The U.S. sovereign debt crisis is over, for now
The U.S. sovereign debt issue has been resolved, with the usual drama. The House of Representatives approved the agreement between President Joe Biden’s administration and Republican negotiators by 314 votes to 117. The agreement was bipartisan and its opposition was bipartisan. Seventy-one Republicans opposed it, as did forty-six Democrats. In the upper chamber 36 senators were against: four Democrats and Bernie Sanders, an independent; 31 Republicans were the main opposition, though for different reasons.
Republicans can now challenge Kevin McCarthy’s leadership 71 times, because in the ordeal of his election as House Speaker they agreed that a single Republican who opposed such a negotiation could ask for his resignation.
Asking for it, yes, but getting it is another matter. The no-confidence vote concerns all representatives, both Republicans and Democrats, but I don’t think any Democrat who supported the deal last Wednesday will vote with the most recalcitrant Republicans to remove McCarthy.
Biden, as he said, did not compromise on limiting the debt.

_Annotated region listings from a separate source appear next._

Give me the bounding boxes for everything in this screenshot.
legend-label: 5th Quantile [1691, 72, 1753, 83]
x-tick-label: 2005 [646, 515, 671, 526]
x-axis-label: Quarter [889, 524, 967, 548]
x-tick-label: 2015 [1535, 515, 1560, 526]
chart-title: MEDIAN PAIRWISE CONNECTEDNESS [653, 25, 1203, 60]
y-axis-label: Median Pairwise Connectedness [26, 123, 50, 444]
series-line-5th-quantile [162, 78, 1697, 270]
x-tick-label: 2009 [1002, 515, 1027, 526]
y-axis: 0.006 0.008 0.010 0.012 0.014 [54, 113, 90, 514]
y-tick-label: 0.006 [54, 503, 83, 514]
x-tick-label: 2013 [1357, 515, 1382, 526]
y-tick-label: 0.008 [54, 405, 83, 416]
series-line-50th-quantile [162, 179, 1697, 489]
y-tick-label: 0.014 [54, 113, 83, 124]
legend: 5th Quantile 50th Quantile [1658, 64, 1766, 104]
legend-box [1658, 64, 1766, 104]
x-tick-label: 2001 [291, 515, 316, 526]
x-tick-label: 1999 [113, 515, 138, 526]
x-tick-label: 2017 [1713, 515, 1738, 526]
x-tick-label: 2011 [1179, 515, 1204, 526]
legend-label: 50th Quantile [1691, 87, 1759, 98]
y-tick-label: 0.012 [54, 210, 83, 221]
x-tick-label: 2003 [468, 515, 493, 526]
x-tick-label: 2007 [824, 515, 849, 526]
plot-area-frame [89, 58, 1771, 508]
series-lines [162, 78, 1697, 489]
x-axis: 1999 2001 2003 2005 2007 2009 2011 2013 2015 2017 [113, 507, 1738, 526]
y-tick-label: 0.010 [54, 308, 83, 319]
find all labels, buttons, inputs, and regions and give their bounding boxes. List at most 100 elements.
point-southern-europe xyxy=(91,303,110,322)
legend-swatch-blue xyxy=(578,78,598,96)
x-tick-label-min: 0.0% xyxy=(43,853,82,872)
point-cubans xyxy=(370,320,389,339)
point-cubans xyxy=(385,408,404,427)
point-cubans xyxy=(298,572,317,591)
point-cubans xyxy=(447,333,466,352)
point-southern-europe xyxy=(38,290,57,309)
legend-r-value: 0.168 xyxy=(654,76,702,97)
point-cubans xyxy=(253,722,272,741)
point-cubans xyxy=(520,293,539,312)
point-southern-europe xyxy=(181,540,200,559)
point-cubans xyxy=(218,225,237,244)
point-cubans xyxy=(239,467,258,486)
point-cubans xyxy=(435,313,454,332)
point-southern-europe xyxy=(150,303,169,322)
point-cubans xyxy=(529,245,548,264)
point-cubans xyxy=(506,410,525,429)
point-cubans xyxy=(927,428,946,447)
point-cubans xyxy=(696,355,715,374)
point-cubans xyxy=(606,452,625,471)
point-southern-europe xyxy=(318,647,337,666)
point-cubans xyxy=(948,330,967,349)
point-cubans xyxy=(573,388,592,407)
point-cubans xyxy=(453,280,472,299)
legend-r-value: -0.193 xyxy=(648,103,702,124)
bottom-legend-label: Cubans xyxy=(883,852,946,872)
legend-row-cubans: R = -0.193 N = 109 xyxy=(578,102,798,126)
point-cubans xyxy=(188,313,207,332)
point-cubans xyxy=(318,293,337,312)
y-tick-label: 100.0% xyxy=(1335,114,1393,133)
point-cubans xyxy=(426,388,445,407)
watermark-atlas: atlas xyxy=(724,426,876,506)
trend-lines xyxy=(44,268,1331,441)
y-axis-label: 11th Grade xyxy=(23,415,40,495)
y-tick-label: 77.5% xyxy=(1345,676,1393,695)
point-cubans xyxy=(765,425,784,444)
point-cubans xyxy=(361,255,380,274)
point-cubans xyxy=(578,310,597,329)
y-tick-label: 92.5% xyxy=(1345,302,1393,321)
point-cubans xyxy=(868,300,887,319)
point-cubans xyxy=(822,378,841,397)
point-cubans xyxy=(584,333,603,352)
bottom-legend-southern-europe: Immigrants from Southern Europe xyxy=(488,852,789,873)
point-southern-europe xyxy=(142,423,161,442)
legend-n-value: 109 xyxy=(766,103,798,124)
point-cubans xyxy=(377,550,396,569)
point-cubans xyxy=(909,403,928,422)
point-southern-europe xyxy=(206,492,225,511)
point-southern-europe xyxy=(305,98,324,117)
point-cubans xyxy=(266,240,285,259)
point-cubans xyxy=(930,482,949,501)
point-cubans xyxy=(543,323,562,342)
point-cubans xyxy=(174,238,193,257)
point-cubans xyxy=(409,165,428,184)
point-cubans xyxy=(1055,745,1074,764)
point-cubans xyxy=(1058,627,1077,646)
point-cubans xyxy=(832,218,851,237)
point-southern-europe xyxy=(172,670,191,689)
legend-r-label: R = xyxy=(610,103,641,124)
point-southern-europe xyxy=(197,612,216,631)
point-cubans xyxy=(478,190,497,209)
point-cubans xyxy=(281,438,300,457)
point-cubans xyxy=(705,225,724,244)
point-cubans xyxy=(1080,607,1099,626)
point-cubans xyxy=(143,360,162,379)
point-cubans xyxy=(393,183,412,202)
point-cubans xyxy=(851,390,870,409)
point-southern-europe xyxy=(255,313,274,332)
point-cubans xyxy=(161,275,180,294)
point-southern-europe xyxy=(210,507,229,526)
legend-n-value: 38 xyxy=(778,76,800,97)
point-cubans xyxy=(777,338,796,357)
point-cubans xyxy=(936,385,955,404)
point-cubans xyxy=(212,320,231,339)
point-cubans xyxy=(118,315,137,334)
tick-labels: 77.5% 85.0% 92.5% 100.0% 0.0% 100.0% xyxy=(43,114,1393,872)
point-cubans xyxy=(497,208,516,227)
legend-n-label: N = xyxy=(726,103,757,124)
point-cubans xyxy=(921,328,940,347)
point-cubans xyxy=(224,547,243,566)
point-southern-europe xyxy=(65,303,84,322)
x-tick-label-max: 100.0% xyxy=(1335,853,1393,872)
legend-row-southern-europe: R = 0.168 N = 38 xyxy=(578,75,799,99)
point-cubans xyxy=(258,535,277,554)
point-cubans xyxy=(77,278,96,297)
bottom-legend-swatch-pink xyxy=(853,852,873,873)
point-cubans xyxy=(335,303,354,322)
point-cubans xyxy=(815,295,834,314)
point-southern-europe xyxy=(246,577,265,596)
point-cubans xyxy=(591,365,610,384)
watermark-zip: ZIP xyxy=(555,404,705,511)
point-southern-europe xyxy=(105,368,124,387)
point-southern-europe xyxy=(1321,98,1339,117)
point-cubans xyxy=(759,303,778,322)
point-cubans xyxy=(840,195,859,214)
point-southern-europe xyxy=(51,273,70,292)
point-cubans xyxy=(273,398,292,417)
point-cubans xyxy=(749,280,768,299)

Republican spokesman and negotiator Patrick MacHenry declared that the deal reached was the best that could be obtained.
As a result of this bipartisan negotiation, the debt ceiling disappeared for 18 months. That is to say, the federal government can spend what it needs until January 2025, with the rickety limitations that the Republicans introduced in the agreement: budget savings, estimated at US$ 136 billion over the next 18 months, which are equivalent to a kind of rounding up of the public debt limit of US$ 31.4 trillion, already exceeded since the beginning of the year.
The US public debt ceiling was established in 1917 as a measure of economic discipline, but since 2001 it has been an increasingly acrimonious point of political debate. In 2001, with the terrorist attack on the Twin Towers and the subsequent wars in Afghanistan and Iraq, the amount of debt increased, reaching US$ 10.63 trillion at the start of Barack Obama’s presidency in 2009, when Bill Clinton’s presidency had left it at US$ 5.73 trillion. And it has continued to grow. In September 2021, under Donald Trump, the US debt and its ceiling rose to almost US$ 28 trillion. It now stands at US$ 31.4 trillion. The bipartisan agreement allows the debt ceiling to rise for 18 months, i.e. until 2025.
The U.S. public debt is the amount of money the federal government owes to all its creditors. Domestic and foreign. Foreign debt is about one-third of all public debt. The debt ceiling is a legal limit set by the U.S. Congress on the total amount of money the federal government can borrow.
If Congress does not authorize a new debt ceiling, the government cannot borrow more, but this gets more complicated all the time because any government, Democrat or Republican, spends more and more to satisfy its economic and social positions. It is important to remember this: the debt ceiling does not set the amount of money the government has to spend, but rather the increase needed to pay the debts the government has already incurred according to its interests. Since government spending and revenues are determined by separate laws, the debt grows and grows until the ceiling is reached, and has to be increased, thus leading to entertaining political fights.
The ratio of public debt to Gross Domestic Product (GDP) is a commonly used measure to understand how dangerous a country’s debt is. Up to the year 2022, the debt constituted 124% of the GDP, with US$ 30.93 trillion. Several specialists consider that the debt-to-GDP ratio is only one measure, and does not give a complete picture of the “dangerousness” of such debt. In January of this year, the current debt limit was exceeded, accumulating US$ 31.47 trillion as of May 25. In other words, we owe more than we produce.
The issue is very complex to understand what is happening in the country’s economy and what the dangers really are. And not only for us, humble tax payers, but also for the specialists, because as in almost everything, there are totally opposite opinions.
Perhaps a simple phrase explains it: in the United States, we live beyond our means. But in the meantime, we are entertained by partisan struggles.
Who is being hurt by financial instability?
Our children and grandchildren in America may face higher taxes or reduced public services. And already today, those most in need will suffer with these recent agreements that limit various social programs, without having accepted in the agreement a tax increase on the wealthiest in the country. Nor limits on military spending.
The current international situation is important when considering the sword of Damocles in the current scenario of the growing U.S. debt. A war in Ukraine bleeding money from all parties to the conflict, including the U.S. The explicit position of Russia and China advocating a multilateral world, not just led by the U.S., because of the challenge to its global economic dominance, with the real threat of BRICS to the value of the dollar as the current international currency of exchange.
What will happen in the next 18 months? This is something that Republicans and Democrats will have to address at home and abroad, before engaging in a new chapter on the national public debt. It will undoubtedly be a major argument in the 2024 presidential election, but it cannot and should not be reduced to that alone.